3. Infine la terza domanda. Qual è lo scopo pratico dei test (prove)? Servono solo per fare delle statistiche? Le scuole prime in classifica possono mettere i risultati sui loro siti? Oppure c’è un effetto di qualità in più?
È noto come il tema della valutazione sia strettamente legato a quello dell’accountability: dal momento che se ne parla contestualmente fin dall’introduzione dell’autonomia scolastica. Oltre un decennio fa Luigi Berlinguer sosteneva che autonomia e valutazione fossero inscindibili perché l’autonomia scolastica senza valutazione diventa autoreferenzialità, deregulation selvaggia. È quindi evidente che la pubblicizzazione dei risultati è uno degli elementi fondanti della valutazione stessa, come abbiamo avuto già modo di esporre su questo giornale (17-02-2011). Ma di tutti i risultati, non solo delle scuole prime in classifica. Questo attiverebbe un sano meccanismo di competizione tra le scuole e le prove sugli apprendimenti degli studenti, unitariamente ad una regolare e condivisa autovalutazione d’istituto, organizzativa e didattica, sarebbe di supporto ai processi di miglioramento dei percorsi didattici da parte dei collegi dei docenti. Non è un caso se in un’indagine Apef dello scorso anno, presentata al nostro convegno nazionale sulla valutazione, alla domanda “se sia utile la restituzione alle scuole partecipanti dei dati rilevati attraverso la valutazione, per migliorare la propria offerta formativa, i processi didattici e organizzativi” ben il 78 per cento degli insegnanti intervistati ha espresso parere favorevole.

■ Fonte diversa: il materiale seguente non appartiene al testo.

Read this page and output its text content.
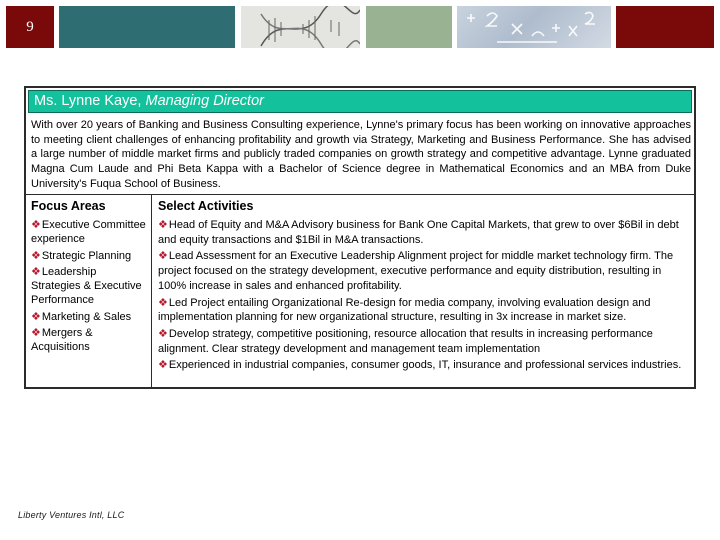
9
Ms. Lynne Kaye, Managing Director
With over 20 years of Banking and Business Consulting experience, Lynne's primary focus has been working on innovative approaches to meeting client challenges of enhancing profitability and growth via Strategy, Marketing and Business Performance. She has advised a large number of middle market firms and publicly traded companies on growth strategy and competitive advantage. Lynne graduated Magna Cum Laude and Phi Beta Kappa with a Bachelor of Science degree in Mathematical Economics and an MBA from Duke University's Fuqua School of Business.
Focus Areas	Select Activities
❖Executive Committee experience
❖Strategic Planning
❖Leadership Strategies & Executive Performance
❖Marketing & Sales
❖Mergers & Acquisitions
❖Head of Equity and M&A Advisory business for Bank One Capital Markets, that grew to over $6Bil in debt and equity transactions and $1Bil in M&A transactions.
❖Lead Assessment for an Executive Leadership Alignment project for middle market technology firm. The project focused on the strategy development, executive performance and equity distribution, resulting in 100% increase in sales and enhanced profitability.
❖Led Project entailing Organizational Re-design for media company, involving evaluation design and implementation planning for new organizational structure, resulting in 3x increase in market size.
❖Develop strategy, competitive positioning, resource allocation that results in increasing performance alignment. Clear strategy development and management team implementation
❖Experienced in industrial companies, consumer goods, IT, insurance and professional services industries.
Liberty Ventures Intl, LLC
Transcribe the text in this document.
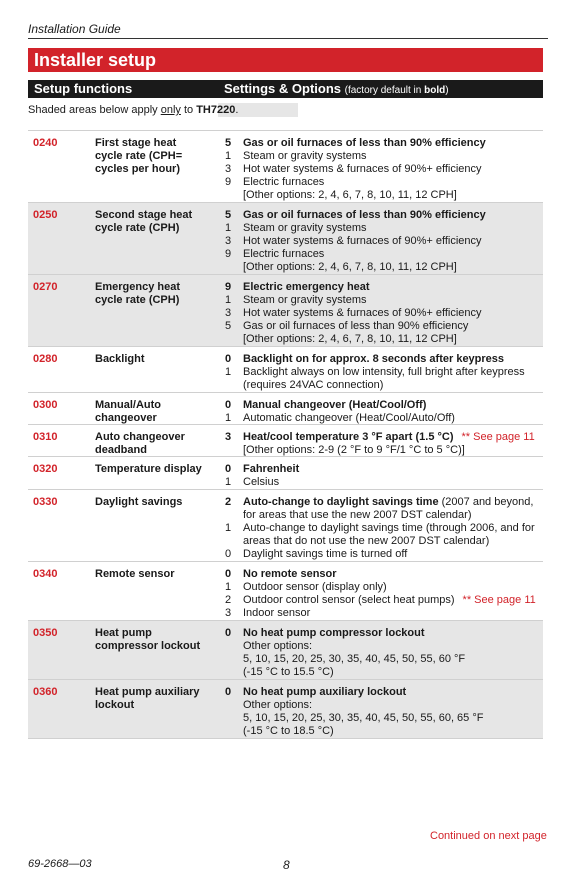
Installation Guide
Installer setup
Setup functions	Settings & Options (factory default in bold)
Shaded areas below apply only to TH7220.
0240	First stage heat cycle rate (CPH= cycles per hour)
5 Gas or oil furnaces of less than 90% efficiency
1 Steam or gravity systems
3 Hot water systems & furnaces of 90%+ efficiency
9 Electric furnaces
[Other options: 2, 4, 6, 7, 8, 10, 11, 12 CPH]
0250	Second stage heat cycle rate (CPH)
5 Gas or oil furnaces of less than 90% efficiency
1 Steam or gravity systems
3 Hot water systems & furnaces of 90%+ efficiency
9 Electric furnaces
[Other options: 2, 4, 6, 7, 8, 10, 11, 12 CPH]
0270	Emergency heat cycle rate (CPH)
9 Electric emergency heat
1 Steam or gravity systems
3 Hot water systems & furnaces of 90%+ efficiency
5 Gas or oil furnaces of less than 90% efficiency
[Other options: 2, 4, 6, 7, 8, 10, 11, 12 CPH]
0280	Backlight	0 Backlight on for approx. 8 seconds after keypress
1 Backlight always on low intensity, full bright after keypress (requires 24VAC connection)
0300	Manual/Auto changeover
0 Manual changeover (Heat/Cool/Off)
1 Automatic changeover (Heat/Cool/Auto/Off)
0310	Auto changeover deadband
3 Heat/cool temperature 3 °F apart (1.5 °C) ** See page 11
[Other options: 2-9 (2 °F to 9 °F/1 °C to 5 °C)]
0320	Temperature display 0 Fahrenheit
1 Celsius
0330	Daylight savings	2 Auto-change to daylight savings time (2007 and beyond, for areas that use the new 2007 DST calendar)
1 Auto-change to daylight savings time (through 2006, and for areas that do not use the new 2007 DST calendar)
0 Daylight savings time is turned off
0340	Remote sensor	0 No remote sensor
1 Outdoor sensor (display only)
2 Outdoor control sensor (select heat pumps) ** See page 11
3 Indoor sensor
0350	Heat pump compressor lockout
0 No heat pump compressor lockout
Other options:
5, 10, 15, 20, 25, 30, 35, 40, 45, 50, 55, 60 °F
(-15 °C to 15.5 °C)
0360	Heat pump auxiliary lockout
0 No heat pump auxiliary lockout
Other options:
5, 10, 15, 20, 25, 30, 35, 40, 45, 50, 55, 60, 65 °F
(-15 °C to 18.5 °C)
Continued on next page
69-2668—03	8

Infine, la domanda concernente lo “scopo pratico” che si pone il lettore apre un problema più “complessivo”, e cioè quello di raggiungere l’equità nel nostro sistema istruzione. L’analisi delle Prove Invalsi 2011 ha mostrato, infatti, come non ci sia equità nella distribuzione dell’offerta formativa delle scuole tra il Nord e il Sud e tra scuola e scuola nell’ambito dello stesso Sud (con eccezione della Puglia). Inoltre il risultati Invalsi sono anche perfettamente coerenti con i dati, disaggregati sul territorio, dell’indagine Ocse-Pisa 2009.
Se auspichiamo quindi, giustamente, l’equità, questa si può realizzare solo con una valutazione di sistema che, inoltre, è stata progettata anche per fornire supporto ai docenti per il miglioramento dei percorsi didattici, fuori da ogni logica ”puntiva” che una certa parte conservatrice vuole oggi ancora attribuirle.
Noi riteniamo che i risultati della valutazione, quando sono chiari e ben compresi e condivisi, modifichino la didattica, il funzionamento e l’organizzazione delle scuole e anche le decisioni del legislatore.